Arik Hesseldahl

Recent Posts by Arik Hesseldahl

New PBS Documentary Takes Another Look at Silicon Valley’s History

It’s kind of cool that the PBS documentary series “American Experience” has plans to air a film called “Silicon Valley” in February. I’ve always liked the series — “American Experience” was the platform through which such ponderous historical TV masterpieces as “The Civil War” and “Baseball” reached the screen. I’ll certainly see this new production before I see a minute of Bravo’s maligned reality series about the Valley.

Here’s the 30-second preview clip:

Watch Silicon Valley Preview on PBS. See more from American Experience.

It’s certainly not the first time that the documentarians of public television have sought to encapsulate for the mainstream audience the story of how the unique place that is Silicon Valley came to be what it is. The new film appears to cover some well-worn territory, mainly involving the creation of Fairchild Semiconductor by the “Traitorous Eight” who decamped from their prior employer, Shockley Semiconductor. Fairchild in turn would incubate numerous other companies that would become known as “Fairchildren,” including Intel and Advanced Micro Devices.
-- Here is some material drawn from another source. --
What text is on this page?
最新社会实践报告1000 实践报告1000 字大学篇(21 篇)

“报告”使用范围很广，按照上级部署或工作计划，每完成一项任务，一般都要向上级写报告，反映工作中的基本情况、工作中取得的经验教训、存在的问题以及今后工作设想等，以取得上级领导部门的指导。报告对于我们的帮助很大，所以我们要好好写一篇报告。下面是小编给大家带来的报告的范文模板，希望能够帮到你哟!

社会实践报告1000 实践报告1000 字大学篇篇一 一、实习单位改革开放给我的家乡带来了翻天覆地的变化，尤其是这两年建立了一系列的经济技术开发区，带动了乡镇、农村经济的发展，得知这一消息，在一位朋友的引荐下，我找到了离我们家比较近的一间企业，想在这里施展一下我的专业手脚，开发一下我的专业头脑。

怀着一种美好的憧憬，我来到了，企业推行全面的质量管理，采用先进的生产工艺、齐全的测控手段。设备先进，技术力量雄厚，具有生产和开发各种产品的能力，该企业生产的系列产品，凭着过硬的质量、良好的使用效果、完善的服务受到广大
Nor is this offering the only public television effort seeking to do so: Another film, “Something Ventured,” on the history of venture capital, is airing as well.

The first time I saw the story of the “Traitorous Eight” brought to televisions was via another public television documentary, called “Transistorized!,” which covered the invention of the transistor in 1948 by John Bardeen, Walter Brattain and William Shockley. The transistor, as you know, led to the integrated circuit, which in turn led to what we now think of as chips, which gave us modern computing. You can see the first few minutes of it below; you can watch the whole thing in six parts here.
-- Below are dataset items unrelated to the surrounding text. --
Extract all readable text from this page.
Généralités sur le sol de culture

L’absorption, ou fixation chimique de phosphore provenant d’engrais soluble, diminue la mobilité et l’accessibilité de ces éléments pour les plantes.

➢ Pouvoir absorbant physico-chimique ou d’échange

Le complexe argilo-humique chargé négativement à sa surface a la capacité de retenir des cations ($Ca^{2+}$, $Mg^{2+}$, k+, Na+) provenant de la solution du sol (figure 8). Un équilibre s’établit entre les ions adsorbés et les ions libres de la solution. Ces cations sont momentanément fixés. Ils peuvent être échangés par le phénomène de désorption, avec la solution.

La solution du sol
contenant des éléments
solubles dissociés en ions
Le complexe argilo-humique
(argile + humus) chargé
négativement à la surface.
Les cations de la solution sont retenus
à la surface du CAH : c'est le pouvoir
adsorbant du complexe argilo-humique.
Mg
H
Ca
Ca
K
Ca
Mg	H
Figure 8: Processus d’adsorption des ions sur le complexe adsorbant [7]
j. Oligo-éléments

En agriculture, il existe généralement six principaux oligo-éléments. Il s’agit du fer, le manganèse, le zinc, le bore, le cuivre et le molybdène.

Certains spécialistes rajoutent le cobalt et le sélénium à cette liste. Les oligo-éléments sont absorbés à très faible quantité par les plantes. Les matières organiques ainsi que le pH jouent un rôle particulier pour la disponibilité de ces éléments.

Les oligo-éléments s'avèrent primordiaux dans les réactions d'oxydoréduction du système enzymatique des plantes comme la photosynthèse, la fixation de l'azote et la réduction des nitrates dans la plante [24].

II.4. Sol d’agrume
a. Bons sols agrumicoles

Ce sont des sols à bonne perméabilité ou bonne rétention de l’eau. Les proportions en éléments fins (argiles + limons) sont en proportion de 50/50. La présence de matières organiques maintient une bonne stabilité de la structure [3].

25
Nor was that even the first go at the history of the Valley by the public TV documentarians. In the mid-’90s there were two series, “Triumph of the Nerds” and “Nerds 2.0,” both narrated by Robert X. Cringley. The first of those was the purpose of the 1995 interview Cringely did with Apple’s late CEO Steve Jobs, which in turn became the basis for “Steve Jobs: The Lost Interview.” There are probably others, but I don’t know about them. Anyway, here’s the first few minutes of “Transistorized”:

Transistorized! from Gino Del Guercio on Vimeo.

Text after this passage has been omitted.